Jejak.co – Proses hukum kasus dugaan beras oplosan untuk Bantuan Program Non Tunai (BPNT) di Kabupaten Sumenep, Madura, Jawa Timur semakin meruncing.
Pasalnya, LA yang ditetapkan tersangka dalam kasus tersebut tidak puas. Perempuan yang saat ini ditahan pihak Polres Sumenep, melalui kuasa hukumnya mengajukan gugatan prapradilan ke Pengadilan Negeri (PN) Sumenep.
Namun upaya hukum tersangka justru memunculkan masalah baru. Kasat Reskrim Polres Sumenep AKP Oscar Stefano Setjo mempersoalkan salah satu kuasa hukum yang ditunjuk tersangka karena diketahui menjabat sebagai Wakil Ketua Komisi Informasi (KI) Sumenep.
AKP Oscar Stefano Setjo pada saat sidang pertama gugatan prapradilan kasus dugaan beras oplosan BPNP menyampaikan keberatan kepada majelis hakim bahwa salah satu kuasa hukum dalam perkara tersebut sedang aktif sebagai komisioner KI Sumenep.
“Pihak polres (satreskrim) siap menghadapi prapradilan. Tapi kami mau bahwasanya kuasa hukum dari pihak pemohon keabsahannya harus jelas,” kata Oscar usai mengikuti sidang di PN Sumenep, Kamis (9/4/2020).
Pihaknya menilai, kuasa hukum yang aktif di KI menyalahi Pasal 20 Undang-Undang Nomor 18 tahun 2003 tentang Advokat.
“Seorang advokat ini kan penegak hukum, bagaimana advokat yang notabene penagak hukum melanggar hukum, dan yang dilanggar adalah UU advokat,” tandasnya.
Keberatan Kasat Reskrim Polres Sumenep atas kuasa hukum pemohon yang sedang aktif di KI, oleh majelis hakim diminta untuk dicantumkan dalam jawaban pada sidang yang akan datang.
“Kita sudah menyampaikan keberatan tapi yang mulia majelis hakim meminta agar dicantumkan dalam jawaban. Hari Senin kita berikan jawabannya,” terangnya.
“Nanti kita buktikan apa benar atau tidak. Kalau benar tidak diperbolehkan kami mohon kepada hakim agar menggagalkan permohonan gugatan karena tidak sah,” imbuh Oscar.
Sementara kuasa hukum tersangka, Nadianto mengatakan bahwa pihaknya akan menyiapkan jawaban atas keberatan Kasat Reskrim Polres Sumenep.
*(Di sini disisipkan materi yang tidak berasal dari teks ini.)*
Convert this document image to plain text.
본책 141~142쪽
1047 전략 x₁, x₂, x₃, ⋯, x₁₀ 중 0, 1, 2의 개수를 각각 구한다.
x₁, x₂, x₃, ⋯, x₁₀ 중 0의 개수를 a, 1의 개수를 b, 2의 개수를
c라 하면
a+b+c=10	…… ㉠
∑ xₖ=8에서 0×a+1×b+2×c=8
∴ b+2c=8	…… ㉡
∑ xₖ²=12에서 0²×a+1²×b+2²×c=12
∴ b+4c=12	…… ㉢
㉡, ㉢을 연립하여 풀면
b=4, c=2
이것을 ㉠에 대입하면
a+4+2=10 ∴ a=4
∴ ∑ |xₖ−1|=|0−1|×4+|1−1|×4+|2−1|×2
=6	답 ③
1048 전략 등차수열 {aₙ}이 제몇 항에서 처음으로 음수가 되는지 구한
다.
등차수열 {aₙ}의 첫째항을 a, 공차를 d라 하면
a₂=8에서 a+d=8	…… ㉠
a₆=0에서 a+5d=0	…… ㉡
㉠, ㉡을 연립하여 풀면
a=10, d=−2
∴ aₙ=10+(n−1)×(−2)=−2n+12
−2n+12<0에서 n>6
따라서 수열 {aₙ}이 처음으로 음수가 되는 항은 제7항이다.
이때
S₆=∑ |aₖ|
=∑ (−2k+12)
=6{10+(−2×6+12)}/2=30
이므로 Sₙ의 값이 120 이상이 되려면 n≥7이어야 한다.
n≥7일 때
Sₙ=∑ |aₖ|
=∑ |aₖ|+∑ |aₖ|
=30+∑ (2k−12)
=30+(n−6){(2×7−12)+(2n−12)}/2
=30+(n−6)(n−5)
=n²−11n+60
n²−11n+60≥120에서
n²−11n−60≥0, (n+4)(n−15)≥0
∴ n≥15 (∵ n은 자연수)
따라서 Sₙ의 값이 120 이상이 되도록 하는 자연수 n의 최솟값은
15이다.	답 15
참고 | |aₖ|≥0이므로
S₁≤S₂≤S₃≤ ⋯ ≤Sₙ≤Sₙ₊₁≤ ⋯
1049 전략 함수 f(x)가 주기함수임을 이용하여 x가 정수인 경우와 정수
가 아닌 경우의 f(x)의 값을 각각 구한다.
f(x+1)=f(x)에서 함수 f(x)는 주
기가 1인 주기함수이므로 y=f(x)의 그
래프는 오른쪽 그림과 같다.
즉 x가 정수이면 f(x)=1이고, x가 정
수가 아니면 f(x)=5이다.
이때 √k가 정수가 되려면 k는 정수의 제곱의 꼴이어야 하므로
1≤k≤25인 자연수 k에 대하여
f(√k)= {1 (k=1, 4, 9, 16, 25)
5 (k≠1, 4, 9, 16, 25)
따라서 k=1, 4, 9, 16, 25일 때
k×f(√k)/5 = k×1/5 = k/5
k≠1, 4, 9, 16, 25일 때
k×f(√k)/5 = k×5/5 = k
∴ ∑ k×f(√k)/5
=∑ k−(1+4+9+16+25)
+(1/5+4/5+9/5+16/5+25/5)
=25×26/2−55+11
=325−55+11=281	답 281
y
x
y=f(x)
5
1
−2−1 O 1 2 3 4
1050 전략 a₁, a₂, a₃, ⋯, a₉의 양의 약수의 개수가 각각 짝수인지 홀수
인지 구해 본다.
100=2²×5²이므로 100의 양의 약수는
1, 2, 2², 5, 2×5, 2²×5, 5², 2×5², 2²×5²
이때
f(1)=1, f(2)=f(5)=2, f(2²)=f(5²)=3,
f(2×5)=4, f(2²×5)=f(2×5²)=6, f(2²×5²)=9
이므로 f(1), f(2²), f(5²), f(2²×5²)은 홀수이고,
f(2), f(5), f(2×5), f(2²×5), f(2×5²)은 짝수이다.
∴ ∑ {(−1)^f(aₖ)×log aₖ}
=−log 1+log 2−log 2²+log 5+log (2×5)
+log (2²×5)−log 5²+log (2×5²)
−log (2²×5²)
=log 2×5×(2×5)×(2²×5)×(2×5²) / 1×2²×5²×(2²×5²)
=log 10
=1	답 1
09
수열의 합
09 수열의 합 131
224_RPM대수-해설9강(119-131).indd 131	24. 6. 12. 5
Semua sanggahan yang berkaitan dengan keberatan pihak polres akan dituangkan dalam replik.
“Nanti akan ada putusan akhir dari majelis hakim,” terangnya.
Ia berkata, prinsipnya tidak boleh mengubah surat kuasa di tengah perjalanan persidangan, “karena ini bukan berkaitan dengan prinsip hukum acara pidana atau perdata di pengadilan,”ujarnya.
Saat ditanya soal dugaan salah satu kuasa hukum pemohon yang aktif di KI, ia menjawab bahwa salah satu tim kuasa hukum tersangka bukan dalam posisi rangkab jabatan.
“Karena yang disebut rangkap jabatan adalah posisi sebagai pejabat publik. Sementara dalam hal ini Rudi Hartono (pengacara yang dipermasalahkan) sebatas profesi. Itu bukan pejabat. Advokat itu profesi,” tinpalnya.
Namun saat disinggung UU Advokat yang menjelaskan tidak boleh rangkap jabatan? Ia tak mau berkomentar banyak.
“Saya hanya berkepentingan dalam sidang hari ini. Yang berkaitani dengan pribadi silakan menanyakan langsung ke Rudi Hartono,” jawabnya.
Jika Kasat Reskrim Polres Sumenep menyoal dari UU tentang Advokat, Komisi I DPRD Sumenep menyoroti kode etik komisioner KI yang beracara di persidangan.
Ketua Komisi I DPRD Sumenep Darul Hasyim Fath mengatakan, bila benar ada komisioner KI yang tetap menjalankan tugas lainnya semisal sebagai advocat dan tetap beracara di pengadilan, kegiatan tersebut rentan menyalahi etik dan regulasi lainnya yang tertuang di perundangan.
“Dengan demikian kami di komisi I mempertimbangkan untuk meminta klarifikasi kepada KI dan yang bersangkutan untuk memberikan penjelasan tentang hal ikhwal tersebut,” tandas politisi PDI Perjuangan itu.
Menurut politisi muda ini, KI memiliki instrumen majelis etik untuk menjaga supremasi institusi agar terhindar dari konflik kepentingan yang ada.